The Magnitude file format (.magnitude) for vector embeddings is intended to be a more efficient universal vector embedding format that allows for lazy-loading for faster cold starts in development, LRU memory caching for performance in production, multiple key queries, direct featurization to the inputs for a neural network, performant similarity calculations, and other nice to have features for edge cases like handling out-of-vocabulary keys or misspelled keys and concatenating multiple vector models together. It also is intended to work with large vector models that may not fit in memory.

Installation

You can install the magnitude package easily with pip:

!pip install pymagnitude


Now you have to download the embedding model you want to use. We picked the fasttext+subword model for a first try. You can also download different and more powerful models like ELMo here.

!wget --header 'Host: magnitude.plasticity.ai' --user-agent 'Mozilla/5.0 (X11; Ubuntu; Linux x86_64; rv:65.0) Gecko/20100101 Firefox/65.0' --header 'Accept: text/html,application/xhtml+xml,application/xml;q=0.9,image/webp,*/*;q=0.8' --header 'Accept-Language: en-US,en;q=0.5' --header 'DNT: 1' --header 'Upgrade-Insecure-Requests: 1' 'http://magnitude.plasticity.ai/fasttext+subword/wiki-news-300d-1M.magnitude' --output-document 'wiki-news-300d-1M.magnitude'

--2019-02-12 12:46:23--  http://magnitude.plasticity.ai/fasttext+subword/wiki-news-300d-1M.magnitude
Auflösen des Hostnamens magnitude.plasticity.ai (magnitude.plasticity.ai) … 52.216.129.178
Verbindungsaufbau zu magnitude.plasticity.ai (magnitude.plasticity.ai)|52.216.129.178|:80 … verbunden.
HTTP-Anforderung gesendet, auf Antwort wird gewartet … 200 OK
Länge: 1692762112 (1,6G) [application/x-www-form-urlencoded]
Wird in »wiki-news-300d-1M.magnitude« gespeichert.

wiki-news-300d-1M.m 100%[===================>]   1,58G  1,13MB/s    in 25m 25s

2019-02-12 13:11:48 (1,06 MB/s) - »wiki-news-300d-1M.magnitude« gespeichert [1692762112/1692762112]

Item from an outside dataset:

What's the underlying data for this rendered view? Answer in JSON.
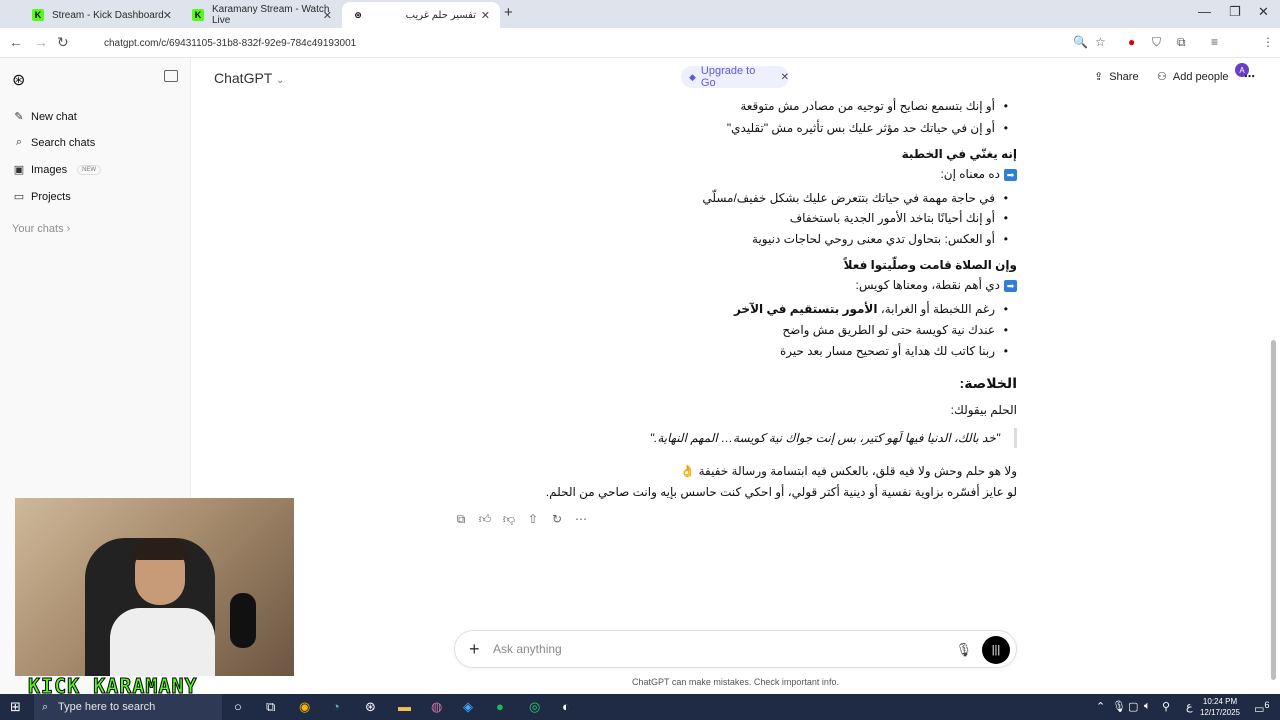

MAX_WORDS = 500 # The maximum number of words the sequence model will consider

from pymagnitude import *

vecs = Magnitude('wiki-news-300d-1M.magnitude',
#case_insensitive=True,


sentence  = vecs.query(["play", "some", "music", "on", "the", "living", "room", "speakers", "."])
sentence.shape

(500, 300)


Build a keras generator to wrap Magnitude

We load the IMDB Movie reviews data set for sentiment classification. It’s a dataset of 25,000 movies reviews from IMDB, labeled by sentiment (positive/negative). Reviews have been preprocessed, and each review is encoded as a sequence of word indexes (integers).

import numpy as np
from keras.datasets import imdb

(x_train, y_train), (x_test, y_test) = imdb.load_data(path="imdb.npz",
num_words=None,
skip_top=0,
maxlen=None,
seed=113,
start_char=1,
oov_char=2,
index_from=3)


word_index = imdb.get_word_index()

inv_word_index = {0: "#PAD#", 1: "#START#", 2: "#OOV#"}
inv_word_index.update({v + 3: k for k, v in word_index.items()})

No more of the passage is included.